Not on this one. 90% of it came to me in the space of a day. Everything from a detailed plot structure to the characters to minor bits of description and lines of dialogue appeared ready-made. It was almost as though the book wrote itself. Not only that, but I very quickly became convinced it was the best story I had ever written.
So why, given that, haven’t I already published it, since I wrapped it up over a year ago?
Well, the thing is, it’s really, really dark.
Most of my stories are horror, or at least have horror elements. I’ve written stories involving human sacrifice, murder, torture, demonic possession, and all sorts of other disturbing things. So it’s not like I’m a stranger to grim subject matter.
But this was different. It was creepier than even some of the stuff that Colonel Preston did in Majestic World that I ultimately cut for being too disturbing. And the ease with which it all came to me only made it more troubling.
I did a lot of soul-searching after writing this book.
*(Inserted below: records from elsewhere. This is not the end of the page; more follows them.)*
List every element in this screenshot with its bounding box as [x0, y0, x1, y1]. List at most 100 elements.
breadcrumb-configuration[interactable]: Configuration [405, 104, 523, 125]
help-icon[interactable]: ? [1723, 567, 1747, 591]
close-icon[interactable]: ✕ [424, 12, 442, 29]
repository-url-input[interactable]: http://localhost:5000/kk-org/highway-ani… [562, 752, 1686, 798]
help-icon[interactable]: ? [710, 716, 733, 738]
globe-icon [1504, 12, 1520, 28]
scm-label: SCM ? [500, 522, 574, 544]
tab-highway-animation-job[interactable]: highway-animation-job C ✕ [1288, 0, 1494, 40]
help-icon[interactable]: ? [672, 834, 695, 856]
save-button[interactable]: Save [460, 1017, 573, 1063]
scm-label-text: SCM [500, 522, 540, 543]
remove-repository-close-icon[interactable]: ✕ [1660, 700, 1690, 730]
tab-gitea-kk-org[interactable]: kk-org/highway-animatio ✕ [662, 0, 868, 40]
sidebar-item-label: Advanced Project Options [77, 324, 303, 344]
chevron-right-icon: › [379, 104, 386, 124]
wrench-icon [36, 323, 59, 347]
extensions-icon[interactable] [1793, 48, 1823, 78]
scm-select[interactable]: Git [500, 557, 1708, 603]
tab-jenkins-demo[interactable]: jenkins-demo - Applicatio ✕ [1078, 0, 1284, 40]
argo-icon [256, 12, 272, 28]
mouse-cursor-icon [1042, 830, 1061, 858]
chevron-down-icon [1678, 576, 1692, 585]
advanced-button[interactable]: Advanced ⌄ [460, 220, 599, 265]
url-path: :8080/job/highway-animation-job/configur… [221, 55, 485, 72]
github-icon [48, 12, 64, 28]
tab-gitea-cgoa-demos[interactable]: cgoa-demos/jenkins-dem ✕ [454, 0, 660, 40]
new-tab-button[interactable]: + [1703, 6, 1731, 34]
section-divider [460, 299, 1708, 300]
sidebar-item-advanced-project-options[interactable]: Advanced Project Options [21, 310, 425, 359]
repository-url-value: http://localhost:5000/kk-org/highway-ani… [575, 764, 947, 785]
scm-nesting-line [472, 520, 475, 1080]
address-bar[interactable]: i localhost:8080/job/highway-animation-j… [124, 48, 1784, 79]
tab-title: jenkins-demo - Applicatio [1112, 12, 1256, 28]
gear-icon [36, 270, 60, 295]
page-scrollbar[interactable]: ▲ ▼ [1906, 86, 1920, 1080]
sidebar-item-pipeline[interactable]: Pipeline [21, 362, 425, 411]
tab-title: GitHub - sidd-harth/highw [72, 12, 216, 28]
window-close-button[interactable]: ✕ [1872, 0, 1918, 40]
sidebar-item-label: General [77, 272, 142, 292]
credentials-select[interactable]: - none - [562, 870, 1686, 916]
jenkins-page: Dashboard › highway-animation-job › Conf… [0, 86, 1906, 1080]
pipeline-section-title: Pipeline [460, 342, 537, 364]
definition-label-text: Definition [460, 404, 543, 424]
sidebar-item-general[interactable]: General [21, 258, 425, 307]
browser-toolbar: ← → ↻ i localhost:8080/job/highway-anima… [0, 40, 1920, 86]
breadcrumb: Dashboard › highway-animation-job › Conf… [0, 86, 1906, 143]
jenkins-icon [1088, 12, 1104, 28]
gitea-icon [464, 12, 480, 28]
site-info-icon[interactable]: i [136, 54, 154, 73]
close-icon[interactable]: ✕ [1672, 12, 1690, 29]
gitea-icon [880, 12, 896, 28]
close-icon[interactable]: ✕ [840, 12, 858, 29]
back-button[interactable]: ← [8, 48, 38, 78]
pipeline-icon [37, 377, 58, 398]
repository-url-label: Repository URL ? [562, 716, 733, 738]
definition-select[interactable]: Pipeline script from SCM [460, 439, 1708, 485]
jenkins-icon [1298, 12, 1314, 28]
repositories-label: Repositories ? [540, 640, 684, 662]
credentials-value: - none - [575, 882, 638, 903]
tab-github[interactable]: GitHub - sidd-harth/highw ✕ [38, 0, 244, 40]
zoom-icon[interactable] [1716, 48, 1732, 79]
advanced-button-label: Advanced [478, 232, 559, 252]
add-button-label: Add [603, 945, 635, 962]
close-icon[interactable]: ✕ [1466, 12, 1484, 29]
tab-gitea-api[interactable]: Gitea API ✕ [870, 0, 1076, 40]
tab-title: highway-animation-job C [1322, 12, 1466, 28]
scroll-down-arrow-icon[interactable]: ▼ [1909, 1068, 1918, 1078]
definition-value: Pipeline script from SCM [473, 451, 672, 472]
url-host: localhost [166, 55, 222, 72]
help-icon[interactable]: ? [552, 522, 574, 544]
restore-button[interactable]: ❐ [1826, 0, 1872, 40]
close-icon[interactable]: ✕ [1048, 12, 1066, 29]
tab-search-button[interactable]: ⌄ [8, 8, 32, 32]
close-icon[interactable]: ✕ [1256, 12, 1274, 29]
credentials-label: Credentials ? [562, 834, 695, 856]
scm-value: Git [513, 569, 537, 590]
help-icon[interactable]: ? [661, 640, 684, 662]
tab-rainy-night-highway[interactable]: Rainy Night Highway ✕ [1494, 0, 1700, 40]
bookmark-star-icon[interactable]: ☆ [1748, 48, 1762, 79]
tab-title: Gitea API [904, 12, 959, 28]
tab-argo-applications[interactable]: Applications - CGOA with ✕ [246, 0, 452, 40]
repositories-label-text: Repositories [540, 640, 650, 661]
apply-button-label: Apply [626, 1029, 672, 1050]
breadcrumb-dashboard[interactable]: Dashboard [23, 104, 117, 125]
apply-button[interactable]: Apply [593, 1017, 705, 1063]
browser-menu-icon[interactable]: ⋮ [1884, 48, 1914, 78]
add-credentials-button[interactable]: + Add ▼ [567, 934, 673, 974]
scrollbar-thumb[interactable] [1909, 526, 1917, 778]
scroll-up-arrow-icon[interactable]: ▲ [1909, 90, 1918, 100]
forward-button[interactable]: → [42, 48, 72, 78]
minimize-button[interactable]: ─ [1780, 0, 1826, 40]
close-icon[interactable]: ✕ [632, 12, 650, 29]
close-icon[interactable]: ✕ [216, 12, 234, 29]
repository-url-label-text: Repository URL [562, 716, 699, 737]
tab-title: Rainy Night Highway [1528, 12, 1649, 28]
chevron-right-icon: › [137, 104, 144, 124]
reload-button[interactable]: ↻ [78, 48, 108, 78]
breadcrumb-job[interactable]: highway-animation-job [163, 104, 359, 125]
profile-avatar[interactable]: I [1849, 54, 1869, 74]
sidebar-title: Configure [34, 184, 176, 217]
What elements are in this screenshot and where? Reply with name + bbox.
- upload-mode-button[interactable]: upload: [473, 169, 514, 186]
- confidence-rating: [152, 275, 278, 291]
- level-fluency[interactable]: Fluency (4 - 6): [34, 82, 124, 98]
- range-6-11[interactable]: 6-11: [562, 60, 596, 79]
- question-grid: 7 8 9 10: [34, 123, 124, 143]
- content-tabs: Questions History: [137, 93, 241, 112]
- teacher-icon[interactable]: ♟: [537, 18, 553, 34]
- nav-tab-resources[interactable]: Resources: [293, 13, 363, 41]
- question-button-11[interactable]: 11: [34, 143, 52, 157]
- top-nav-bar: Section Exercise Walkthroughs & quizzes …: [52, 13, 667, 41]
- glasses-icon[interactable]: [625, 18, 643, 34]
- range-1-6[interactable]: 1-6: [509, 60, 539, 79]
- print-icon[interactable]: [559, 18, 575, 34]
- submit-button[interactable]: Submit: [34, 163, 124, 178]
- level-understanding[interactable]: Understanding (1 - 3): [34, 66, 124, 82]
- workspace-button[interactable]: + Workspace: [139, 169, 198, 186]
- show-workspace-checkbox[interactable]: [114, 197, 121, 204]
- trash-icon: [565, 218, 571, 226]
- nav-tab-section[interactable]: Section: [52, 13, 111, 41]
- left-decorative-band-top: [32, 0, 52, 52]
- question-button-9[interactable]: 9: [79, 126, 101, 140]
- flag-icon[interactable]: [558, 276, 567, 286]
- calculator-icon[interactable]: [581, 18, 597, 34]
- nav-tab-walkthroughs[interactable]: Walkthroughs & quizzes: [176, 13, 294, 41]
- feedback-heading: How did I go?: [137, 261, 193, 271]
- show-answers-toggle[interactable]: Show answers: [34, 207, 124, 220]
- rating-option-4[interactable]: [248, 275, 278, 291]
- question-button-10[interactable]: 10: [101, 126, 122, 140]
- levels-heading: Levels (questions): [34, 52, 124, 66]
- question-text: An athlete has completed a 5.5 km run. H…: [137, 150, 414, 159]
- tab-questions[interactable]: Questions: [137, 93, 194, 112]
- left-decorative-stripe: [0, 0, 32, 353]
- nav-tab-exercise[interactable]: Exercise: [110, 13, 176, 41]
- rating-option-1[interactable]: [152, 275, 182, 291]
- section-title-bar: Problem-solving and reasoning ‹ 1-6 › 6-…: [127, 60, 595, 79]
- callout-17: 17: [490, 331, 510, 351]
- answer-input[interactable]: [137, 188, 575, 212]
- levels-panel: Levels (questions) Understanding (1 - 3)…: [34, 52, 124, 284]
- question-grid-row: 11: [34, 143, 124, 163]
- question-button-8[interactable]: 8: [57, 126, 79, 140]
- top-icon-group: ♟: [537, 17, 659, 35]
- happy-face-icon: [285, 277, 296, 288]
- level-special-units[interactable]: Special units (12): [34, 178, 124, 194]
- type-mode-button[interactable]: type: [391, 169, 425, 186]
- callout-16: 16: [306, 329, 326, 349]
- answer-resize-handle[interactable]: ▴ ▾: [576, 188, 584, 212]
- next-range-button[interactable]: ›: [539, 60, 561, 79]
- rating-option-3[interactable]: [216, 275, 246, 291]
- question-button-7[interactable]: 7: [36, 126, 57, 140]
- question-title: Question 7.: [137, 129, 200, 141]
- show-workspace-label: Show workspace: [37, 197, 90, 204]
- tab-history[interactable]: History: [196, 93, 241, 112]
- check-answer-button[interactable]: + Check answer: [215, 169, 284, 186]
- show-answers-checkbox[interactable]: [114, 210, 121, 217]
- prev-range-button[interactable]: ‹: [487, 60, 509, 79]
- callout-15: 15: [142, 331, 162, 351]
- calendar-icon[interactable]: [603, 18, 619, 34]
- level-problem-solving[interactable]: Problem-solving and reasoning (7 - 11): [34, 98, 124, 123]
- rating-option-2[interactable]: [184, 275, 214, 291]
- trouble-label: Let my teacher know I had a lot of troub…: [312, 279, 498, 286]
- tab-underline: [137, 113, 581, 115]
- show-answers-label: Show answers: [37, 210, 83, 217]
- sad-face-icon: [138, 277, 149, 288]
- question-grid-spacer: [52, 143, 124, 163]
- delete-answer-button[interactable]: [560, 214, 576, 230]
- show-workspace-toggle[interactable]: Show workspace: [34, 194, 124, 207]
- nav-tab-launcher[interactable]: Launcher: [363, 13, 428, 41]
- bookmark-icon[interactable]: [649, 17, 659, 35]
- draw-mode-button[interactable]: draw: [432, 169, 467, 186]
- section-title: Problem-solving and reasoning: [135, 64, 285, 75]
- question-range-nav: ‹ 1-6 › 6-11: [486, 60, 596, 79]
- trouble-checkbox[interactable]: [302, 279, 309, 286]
That sounds dramatic, but I really did start to wonder about what kind of mind would come up with this kind of story.
A lot of things have changed in my life since I first got the idea to write it, and for whatever reason, I haven’t felt the same desire to write horror since I finished it.
I was thinking about this recently, ever since the calendar turned to October. I still love this month, and Halloween, and spooky stories–but I think I want to return to writing less intense stories; more on the order of The Revival, that stresses atmosphere and mood. And maybe I’ll dabble in other genres as well.
With all that said, I am thinking of publishing this book soon. I spent the time to write it, so I think it is worth putting out into the world.
The day dawned dark and grim
As I arose from the depths of nightmare.
I gazed with fear my window from
And saw the streets outside were bare.
The city was deserted, a gilded grave of glass.
I started out upon the street,
And not a soul I met as I went along;
For none was there to meet.
The sun shone green betwixt the clouds,
A cast of light I never saw;
And the wind blew strong and cold,
The air was harsh and raw.
And then at last, an empty highway on,
I met what might have been my twin–
Save the empty sockets for his eyes,
And his cacodaemoniac grin.
He smirked, as if ‘t were all some joke.
And then he melted to a bloody pulp.
And it was then–I think–that I awoke.
The hour was late, and the guardsman held his lonely vigil.
A moonless night, disturbed only by things which might be;
The imagined things which almost don’t exist, but leave their sigil
Imprinted on the black depths of humanity’s genetic memory.
As the guard gazes into the night, what monsters may be there?
Whence come the phantasmal sounds that make him raise his gun?
Is the darkness populated with fiends, lurking everywhere–
Or are the beasts loosed within his brain, content therein to run?
Is it a comfort to say that tales of these abominations
Are products of our minds; some mentally abhorrent whim?
If the vilest of monsters are the works of our imaginations,
Then what kind of things are we who have imagined them?